Quantum Groups in Three-Dimensional Integrability

Quantum groups have been studied intensively in mathematics and have found many valuable applications in theoretical and mathematical physics since their discovery in the mid-1980s. Roughly speaking, there are two prototype examples of quantum groups, denoted by U_q and A_q. The former is a deformation of the universal enveloping algebra of a Kac-Moody Lie algebra, whereas the latter is a deformation of the coordinate ring of a Lie group. Although they are dual to each other in principle, most of the applications so far are based on U_q, and the main targets are solvable lattice models in 2-dimensions or quantum field theories in 1+1 dimensions.

This book aims to present a unique approach to 3-dimensional integrability based on A_q. It starts from the tetrahedron equation, a 3-dimensional analogue of the Yang-Baxter equation, and its solution due to work by Kapranov-Voevodsky (1994).
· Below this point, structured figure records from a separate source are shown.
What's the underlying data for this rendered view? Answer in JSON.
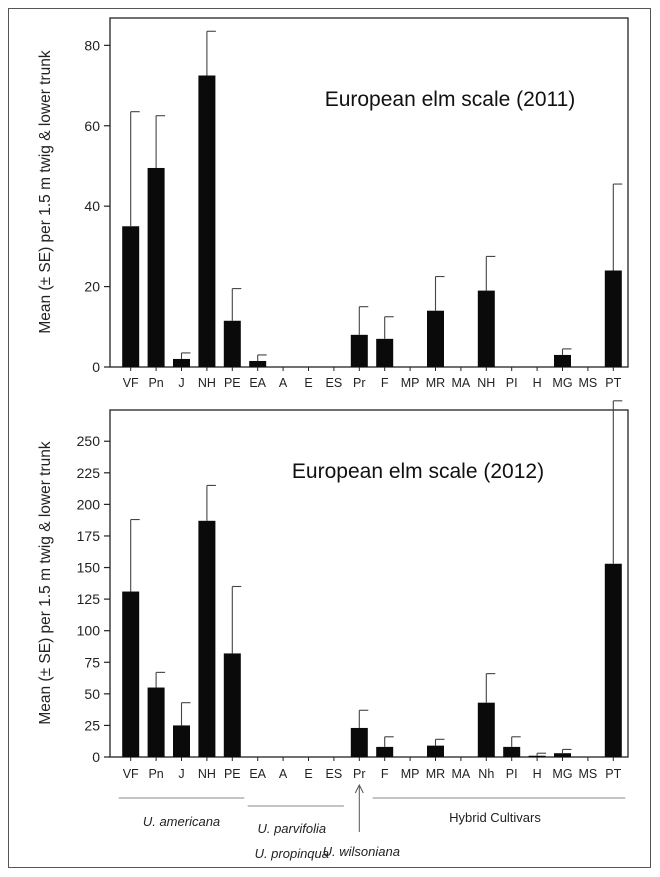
{
  "chart_data": [
    {
      "type": "bar",
      "title": "European elm scale (2011)",
      "ylabel": "Mean (± SE) per 1.5 m twig & lower trunk",
      "ylim": [
        0,
        80
      ],
      "yticks": [
        0,
        20,
        40,
        60,
        80
      ],
      "categories": [
        "VF",
        "Pn",
        "J",
        "NH",
        "PE",
        "EA",
        "A",
        "E",
        "ES",
        "Pr",
        "F",
        "MP",
        "MR",
        "MA",
        "NH",
        "PI",
        "H",
        "MG",
        "MS",
        "PT"
      ],
      "values": [
        35,
        49.5,
        2,
        72.5,
        11.5,
        1.5,
        0,
        0,
        0,
        8,
        7,
        0,
        14,
        0,
        19,
        0,
        0,
        3,
        0,
        24
      ],
      "errors": [
        28.5,
        13,
        1.5,
        11,
        8,
        1.5,
        0,
        0,
        0,
        7,
        5.5,
        0,
        8.5,
        0,
        8.5,
        0,
        0,
        1.5,
        0,
        21.5
      ],
      "bar_color": "#0a0a0a",
      "grid": false
    },
    {
      "type": "bar",
      "title": "European elm scale (2012)",
      "ylabel": "Mean (± SE) per 1.5 m twig & lower trunk",
      "ylim": [
        0,
        250
      ],
      "yticks": [
        0,
        25,
        50,
        75,
        100,
        125,
        150,
        175,
        200,
        225,
        250
      ],
      "categories": [
        "VF",
        "Pn",
        "J",
        "NH",
        "PE",
        "EA",
        "A",
        "E",
        "ES",
        "Pr",
        "F",
        "MP",
        "MR",
        "MA",
        "Nh",
        "PI",
        "H",
        "MG",
        "MS",
        "PT"
      ],
      "values": [
        131,
        55,
        25,
        187,
        82,
        0,
        0,
        0,
        0,
        23,
        8,
        0,
        9,
        0,
        43,
        8,
        1,
        3,
        0,
        153
      ],
      "errors": [
        57,
        12,
        18,
        28,
        53,
        0,
        0,
        0,
        0,
        14,
        8,
        0,
        5,
        0,
        23,
        8,
        2,
        3,
        0,
        129
      ],
      "bar_color": "#0a0a0a",
      "grid": false,
      "groups": [
        {
          "label": "U. americana",
          "italic": true
        },
        {
          "label": "U. parvifolia",
          "italic": true
        },
        {
          "label": "U. propinqua",
          "italic": true
        },
        {
          "label": "U. wilsoniana",
          "italic": true
        },
        {
          "label": "Hybrid Cultivars",
          "italic": false
        }
      ]
    }
  ]
}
Then, it guides readers to its variety of generalizations, relations to quantum groups, and applications. They include a connection to the Poincaré-Birkhoff-Witt basis of a unipotent part of U_q, reductions to the solutions of the Yang-Baxter equation, reflection equation, G₂ reflection equation, matrix product constructions of quantum R matrices and reflection K matrices, stationary measures of multi-species simple-exclusion processes, etc.

These contents of the book are quite distinct from conventional approaches and will stimulate and enrich the theories of quantum groups and integrable systems.